If $\nu$ and $\mu$ are finite and positive measures then $\nu \perp \mu$ if and only if $\|\nu - \mu \|= \|\nu\| + \|\mu \|$
Here, $\nu \perp \mu$ means that $\nu$ and $\mu$ are singular measures, and the total variation $\| \nu \|$ is defined as $|\nu |(E) = \sup \{ |\nu(A)| +|\nu (B)|: A, B \quad \text{disjoint}, A \cup B \subset E \}$.
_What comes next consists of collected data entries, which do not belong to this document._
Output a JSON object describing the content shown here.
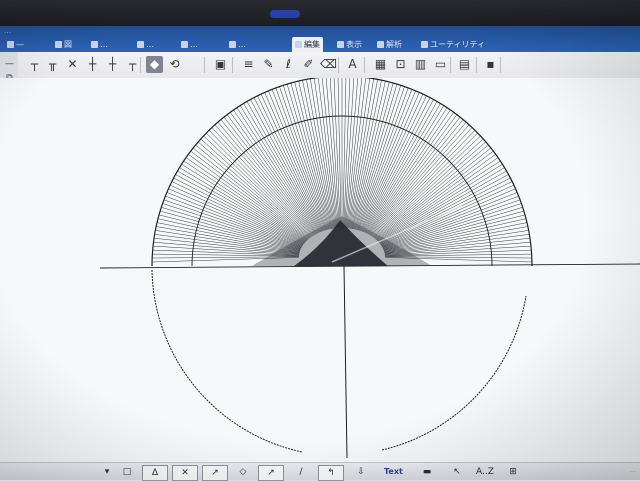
{
  "window": {
    "breadcrumb": "…"
  },
  "tabs": [
    {
      "label": "—",
      "icon": "home-icon"
    },
    {
      "label": "図",
      "icon": "shape-icon"
    },
    {
      "label": "…",
      "icon": "draw-icon"
    },
    {
      "label": "…",
      "icon": "edit-icon"
    },
    {
      "label": "…",
      "icon": "layer-icon"
    },
    {
      "label": "…",
      "icon": "menu-icon"
    },
    {
      "label": "編集",
      "icon": "edit-icon",
      "active": true
    },
    {
      "label": "表示",
      "icon": "view-icon"
    },
    {
      "label": "解析",
      "icon": "info-icon"
    },
    {
      "label": "ユーティリティ",
      "icon": "tools-icon"
    }
  ],
  "ribbon": {
    "icons": [
      "dim-top-icon",
      "dim-base-icon",
      "dim-cross-icon",
      "dim-side-icon",
      "dim-angle-icon",
      "dim-radius-icon",
      "select-shape-icon",
      "rotate-icon",
      "frame-icon",
      "hatch-icon",
      "pen-icon",
      "brush-icon",
      "marker-icon",
      "eraser-icon",
      "text-style-icon",
      "image-icon",
      "fit-icon",
      "layer-stack-icon",
      "window-icon",
      "page-icon",
      "block-icon"
    ],
    "selected_index": 6
  },
  "bottom": {
    "items": [
      {
        "label": "▾",
        "icon": "dropdown-icon"
      },
      {
        "label": "□",
        "icon": "folder-icon"
      },
      {
        "label": "∆",
        "icon": "triangle-icon"
      },
      {
        "label": "✕",
        "icon": "cross-icon"
      },
      {
        "label": "↗",
        "icon": "arrow-icon"
      },
      {
        "label": "◇",
        "icon": "snap-icon"
      },
      {
        "label": "↗",
        "icon": "line-icon"
      },
      {
        "label": "/",
        "icon": "pen-icon"
      },
      {
        "label": "↰",
        "icon": "turn-icon"
      },
      {
        "label": "⇩",
        "icon": "move-down-icon"
      },
      {
        "label": "Text",
        "icon": "text-icon"
      },
      {
        "label": "▬",
        "icon": "table-icon"
      },
      {
        "label": "↖",
        "icon": "pointer-icon"
      },
      {
        "label": "A..Z",
        "icon": "sort-icon"
      },
      {
        "label": "⊞",
        "icon": "grid-icon"
      }
    ],
    "status": "…"
  },
  "colors": {
    "tabbar": "#2e63b4",
    "line": "#1e2024",
    "canvas": "#f7f8f9"
  }
}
My work: Suppose $\nu \perp \mu$, then there exist $A, \; B$ such that $A\cup B=X$ and $A\cap B =\phi$ with $\nu(E)=\nu(E\cap A)$ and $\mu(E)=\mu(E\cap B)$ for every $E$. So,
\begin{align} \|\nu - \mu\| & = |\nu -\mu|(X) = |\nu -\mu |(A \cup B) \\[8pt] & = \sup \{ |(\nu -\mu)(A)|+|(\nu -\mu)(B)| \} \\[8pt] &= \sup \{ \nu(A)+\mu(B) \} \\[8pt] & = \sup \{ |\nu(A)|\} + \sup \{|\mu(B)| \} \\[8pt] & = \sup \{ |\nu(A)|+|\nu(B)|\} + \sup \{|\mu(A)|+|\mu(B)| \} \\[8pt] & =|\nu|(X)+|\mu|(X)=\|\nu\|+\|\mu\|. \end{align}
Is that correct and complete argument for the direct direction? and how can I prove the converse direction??